For part i, I can use the straight line homotopy from $f(x)$ to the antipodal, and then normalise it, then because there are no fixed points in $f$ the denominator of this will not equal 0 so its well defined.
I am pretty stuck on the next parts though.
Let us generalize the construction above by proving the following lemma
We prove this the same way as you did earlier, by using a straightline homotopy and normalizing. Explicitly this is given by $$x \mapsto \frac{(1-t)f(x) + tg(x)}{||(1-t)f(x) + tg(x)||}$$ Note that this works because $f(x)$ is never equal to $-g(x)$.

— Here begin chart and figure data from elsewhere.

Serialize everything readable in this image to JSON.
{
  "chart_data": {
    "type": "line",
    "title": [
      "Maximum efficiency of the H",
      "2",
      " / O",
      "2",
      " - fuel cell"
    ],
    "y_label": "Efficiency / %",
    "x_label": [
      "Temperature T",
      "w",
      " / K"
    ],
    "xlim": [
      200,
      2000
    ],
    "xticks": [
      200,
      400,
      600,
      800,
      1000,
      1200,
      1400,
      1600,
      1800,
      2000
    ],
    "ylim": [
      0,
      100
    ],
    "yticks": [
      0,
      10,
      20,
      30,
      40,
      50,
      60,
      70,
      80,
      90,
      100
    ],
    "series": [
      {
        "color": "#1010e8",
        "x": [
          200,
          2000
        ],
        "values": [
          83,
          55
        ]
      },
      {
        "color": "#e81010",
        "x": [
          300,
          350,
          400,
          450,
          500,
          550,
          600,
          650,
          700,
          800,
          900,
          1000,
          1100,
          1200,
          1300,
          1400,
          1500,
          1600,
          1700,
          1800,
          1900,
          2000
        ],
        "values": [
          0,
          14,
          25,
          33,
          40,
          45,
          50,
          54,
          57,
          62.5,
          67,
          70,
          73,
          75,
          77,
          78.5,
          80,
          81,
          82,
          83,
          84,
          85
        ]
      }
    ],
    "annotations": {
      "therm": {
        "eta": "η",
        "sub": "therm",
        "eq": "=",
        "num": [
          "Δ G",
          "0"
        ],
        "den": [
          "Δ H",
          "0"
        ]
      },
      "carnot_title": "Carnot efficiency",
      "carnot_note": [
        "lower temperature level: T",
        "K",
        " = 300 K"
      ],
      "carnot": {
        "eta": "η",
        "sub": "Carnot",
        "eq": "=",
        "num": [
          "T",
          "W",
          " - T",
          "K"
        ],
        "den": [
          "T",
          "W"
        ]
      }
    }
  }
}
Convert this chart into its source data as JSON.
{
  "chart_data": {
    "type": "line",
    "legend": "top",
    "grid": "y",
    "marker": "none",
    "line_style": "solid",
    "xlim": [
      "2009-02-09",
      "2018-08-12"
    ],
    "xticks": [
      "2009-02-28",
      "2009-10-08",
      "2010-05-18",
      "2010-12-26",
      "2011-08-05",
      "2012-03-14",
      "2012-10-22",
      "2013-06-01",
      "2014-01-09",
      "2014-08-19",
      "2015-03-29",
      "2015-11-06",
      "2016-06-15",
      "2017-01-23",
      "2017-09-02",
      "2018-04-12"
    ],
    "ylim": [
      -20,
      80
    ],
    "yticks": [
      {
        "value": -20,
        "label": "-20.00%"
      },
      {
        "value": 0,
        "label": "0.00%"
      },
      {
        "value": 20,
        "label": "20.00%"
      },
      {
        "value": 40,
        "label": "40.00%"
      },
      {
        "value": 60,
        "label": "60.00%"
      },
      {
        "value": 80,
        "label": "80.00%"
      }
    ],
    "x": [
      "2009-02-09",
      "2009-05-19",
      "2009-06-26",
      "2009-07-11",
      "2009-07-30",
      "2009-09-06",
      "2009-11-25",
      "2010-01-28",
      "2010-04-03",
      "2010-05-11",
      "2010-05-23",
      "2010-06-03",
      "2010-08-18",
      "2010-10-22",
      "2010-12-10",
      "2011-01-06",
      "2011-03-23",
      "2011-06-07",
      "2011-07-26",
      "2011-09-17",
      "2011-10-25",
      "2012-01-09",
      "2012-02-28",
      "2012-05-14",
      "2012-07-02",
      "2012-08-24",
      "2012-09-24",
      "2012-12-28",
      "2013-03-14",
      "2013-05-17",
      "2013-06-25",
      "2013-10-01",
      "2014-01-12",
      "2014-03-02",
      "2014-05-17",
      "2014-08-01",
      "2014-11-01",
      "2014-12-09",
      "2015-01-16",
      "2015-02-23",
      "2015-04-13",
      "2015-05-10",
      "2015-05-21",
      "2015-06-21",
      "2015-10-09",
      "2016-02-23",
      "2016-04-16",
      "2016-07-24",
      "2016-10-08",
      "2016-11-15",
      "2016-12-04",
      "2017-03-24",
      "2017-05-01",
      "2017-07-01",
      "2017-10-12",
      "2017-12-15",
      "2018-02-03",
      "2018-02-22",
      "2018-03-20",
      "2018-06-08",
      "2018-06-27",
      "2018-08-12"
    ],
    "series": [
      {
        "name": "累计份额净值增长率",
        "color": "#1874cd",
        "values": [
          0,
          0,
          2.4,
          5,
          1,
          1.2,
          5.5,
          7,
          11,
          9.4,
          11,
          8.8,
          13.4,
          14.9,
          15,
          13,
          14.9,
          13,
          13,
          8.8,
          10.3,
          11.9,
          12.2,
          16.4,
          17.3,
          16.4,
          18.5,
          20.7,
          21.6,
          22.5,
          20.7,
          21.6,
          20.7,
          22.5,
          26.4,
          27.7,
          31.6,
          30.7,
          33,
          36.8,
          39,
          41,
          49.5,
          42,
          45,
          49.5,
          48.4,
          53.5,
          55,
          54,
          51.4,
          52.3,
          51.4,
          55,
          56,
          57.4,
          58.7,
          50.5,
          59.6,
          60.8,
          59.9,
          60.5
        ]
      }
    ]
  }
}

If we let $f,g$ be an aribtrary $f$ and the antipodal map (which we will denote $r$), then using this lemma shows that $f \sim r$ if $f$ has no fixed point, which is what you did.
Now let us use the lemma with $f$ an arbitrary $f$ and $g = id_{S^n}$. Then the lemma reads that $f \sim g$ if $f(x) \neq -id_{S^n}(x)$ i.e. $f(x) \neq r(x)$ for all x. In other words, if $f$ has no antipodes, then $f$ is homotopic to the identity.
So, let us assume that we have a map $f$ that has no fixed point. So $f$ is homotopic to the antipodal map. But $f$ also has no antipodes so $f$ is homotopic to the identity. We are told that these two maps are not homotopic for even $n$, so this is a contradiction. So $f$ has to have either a fixed point or an antipode.
Lastly, let us exhibit such a map for odd $n$. Consider $S^n \subset \mathbb{R}^{n+1}$. If $n = 2k+1$ then the map $(x_0, x_1,...,x_{2k+1}) \mapsto (x_1,-x_0,...,x_{2k+1},-x_{2k})$ is a map with no fixed points and no antipodes.
The justification about why the above map has no antipodes or fixed points is a little geometric. If you let $v(x)$ denote the above map, then $x \cdot v(x) = 0$ so $v(x)$ is always perpendicular to $x$. However, $x$ and $-x$ are parallel to $x$, so we know that $v$ has no fixed points or antipodes.